La douleur est si forte qu'elle m'empêche, dans un premier temps, d'effectuer le moindre mouvement. En revanche, j'entends que le calme est revenu sur le bateau. Seules quelques voix basses et les bruits habituels me reviennent aux oreilles. Après plusieurs minutes, je parviens enfin à ouvrir mes paupières. Je suis dans la cabine servant de poste de soins. Un rapide coup d'œil me rassure sur le fait que je n'ai pas de blessure grave. Et soudain c'est la panique...

Le sang, cette mare de sang que j'ai vue avant de perdre connaissance si elle ne venait pas de moi...

– Carla ?! Où-est Carla ! , je m'écrie.

– Je suis juste là petit pot de fleurs.

Carla va bien. Elle va bien. Si tout ce sang ne venait ni d'elle ni de moi alors... Je ne me souviens toujours pas de son prénom et je culpabilise. Ce jeune médecin chirurgien qui se tenait près de Carla et des canons à eau.

– Comment va-t'il ?

– Stéphane ? Son état a été stabilisé. Il est vivant. Par contre son bras...

La voix de Carla se brise.

– Il va devoir changer de métier en rentrant...

– Oh....

"Oh ?, c'est tout ce que je trouve à dire dans un moment pareil ? Un "oh" pitoyable !

– Les baleines ?

– On en a repéré deux. L'une avait été touchée par un harpon mais visiblement sa blessure était superficielle. Elle devrait s'en sortir sans problème. Les braconniers ont tous détalés. Elles sont tranquilles pour le moment. On a envoyé un autre bateau plus adapté pour la surveillance des cétacés sur leurs traces. Et nous on rentre pour voir ramener ton équipe et toi et pour que Stéph puisse être correctement soigné aussi. Laï souhaite également revenir sur le continent pour commencer à interpeller les politiques grâces aux images qu'on a filmées.

– Ok...

Je passe les jours suivant dans un état second. Je m'occupe et participe au maximum de tâches possibles pour me sentir utile et soulager un peu ma conscience. Je me suis précipitée pour sauver Carla a aucun momen je n'ai pensé à Stéphane. Si j'avais réagi autrement, il aurait encore son bras. Il resterait chirurgien sans devoir se reconvertir. J'ai l'impression d'être responsable de ce qui lui arrive et ce sentiment ne me quitte pas.

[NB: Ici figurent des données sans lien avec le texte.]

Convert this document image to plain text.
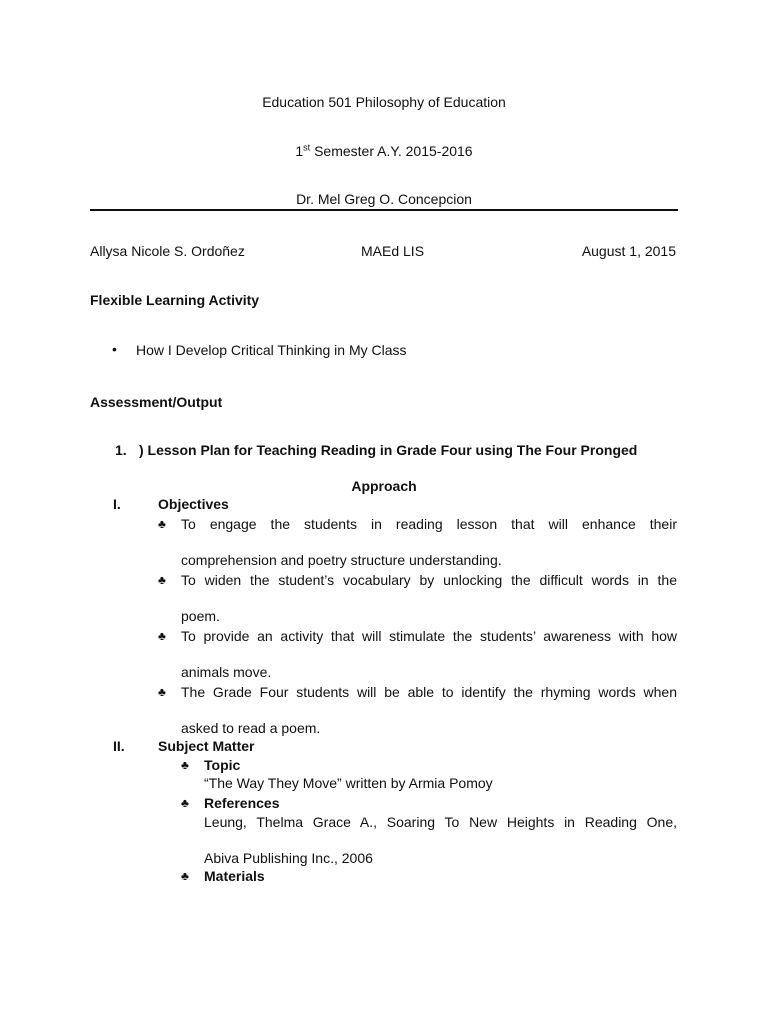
Education 501 Philosophy of Education
1st Semester A.Y. 2015-2016
Dr. Mel Greg O. Concepcion
Allysa Nicole S. Ordoñez	MAEd LIS	August 1, 2015
Flexible Learning Activity
• How I Develop Critical Thinking in My Class
Assessment/Output
1. ) Lesson Plan for Teaching Reading in Grade Four using The Four Pronged
Approach
I.	Objectives
♣ To engage the students in reading lesson that will enhance their
comprehension and poetry structure understanding.
♣ To widen the student’s vocabulary by unlocking the difficult words in the
poem.
♣ To provide an activity that will stimulate the students’ awareness with how
animals move.
♣ The Grade Four students will be able to identify the rhyming words when
asked to read a poem.
II. Subject Matter
♣ Topic
“The Way They Move” written by Armia Pomoy
♣ References
Leung, Thelma Grace A., Soaring To New Heights in Reading One,
Abiva Publishing Inc., 2006
♣ Materials
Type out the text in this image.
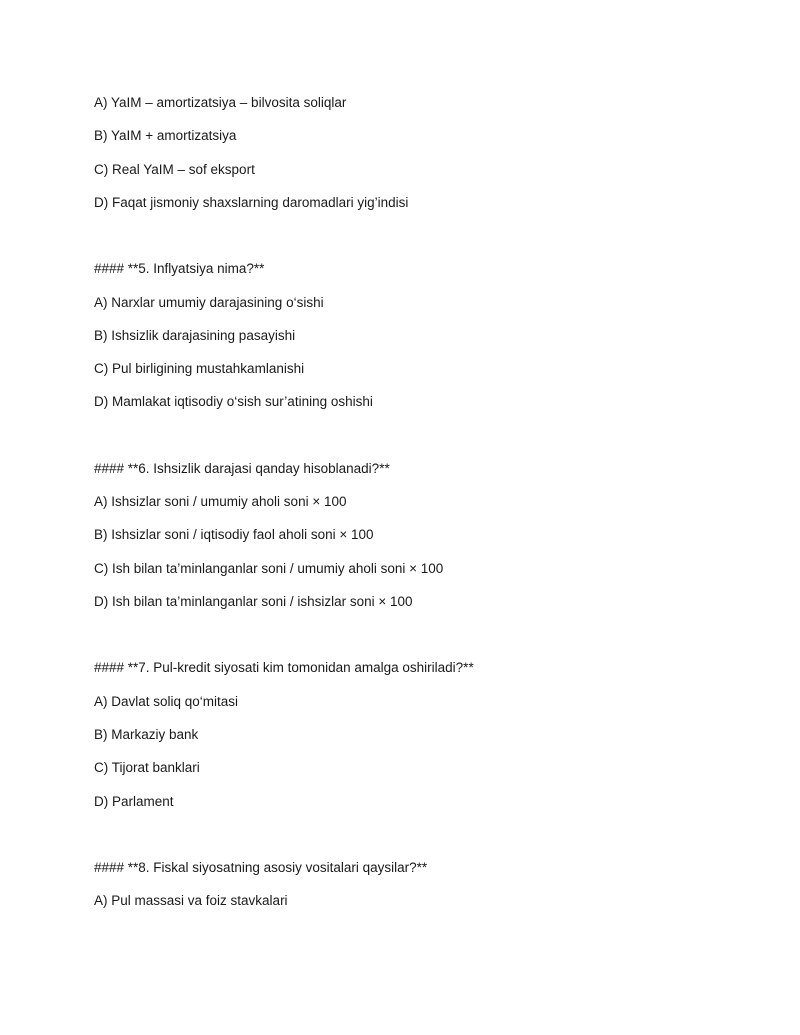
A) YaIM – amortizatsiya – bilvosita soliqlar

B) YaIM + amortizatsiya

C) Real YaIM – sof eksport

D) Faqat jismoniy shaxslarning daromadlari yig’indisi

#### **5. Inflyatsiya nima?**

A) Narxlar umumiy darajasining o‘sishi

B) Ishsizlik darajasining pasayishi

C) Pul birligining mustahkamlanishi

D) Mamlakat iqtisodiy o‘sish sur’atining oshishi

#### **6. Ishsizlik darajasi qanday hisoblanadi?**

A) Ishsizlar soni / umumiy aholi soni × 100

B) Ishsizlar soni / iqtisodiy faol aholi soni × 100

C) Ish bilan ta’minlanganlar soni / umumiy aholi soni × 100

D) Ish bilan ta’minlanganlar soni / ishsizlar soni × 100

#### **7. Pul-kredit siyosati kim tomonidan amalga oshiriladi?**

A) Davlat soliq qo‘mitasi

B) Markaziy bank

C) Tijorat banklari

D) Parlament

#### **8. Fiskal siyosatning asosiy vositalari qaysilar?**

A) Pul massasi va foiz stavkalari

Carla le voit bien et tente, sans succès, de me faire entendre raison. Lorsqu'elle comprend que tout ce qu'elle me dit n'y change rien, elle envoie carrément Stéphane me parler. Je fais tout mon possible pour retenir mes larmes mais cela ne fonctionne pas vraiment.

Lui de son côté n'en verse pas une seule. Il m'explique qu'il ne regrette rien et que si cela était à refaire il le referait. Selon lui, ça valait le coup. Il n'a pas "perdu" son bras, mais certains nerfs ayant été touchés, il sait très bien que la chirurgie n'est plus une option. Il m'assure que des options il en a d'autres. Soudain, il me remercie.

– Pour quoi ?, je demande.

– Tu m'as sauvé la vie.

– Absolument pas. Je me suis jetée sur Carla pas sur toi.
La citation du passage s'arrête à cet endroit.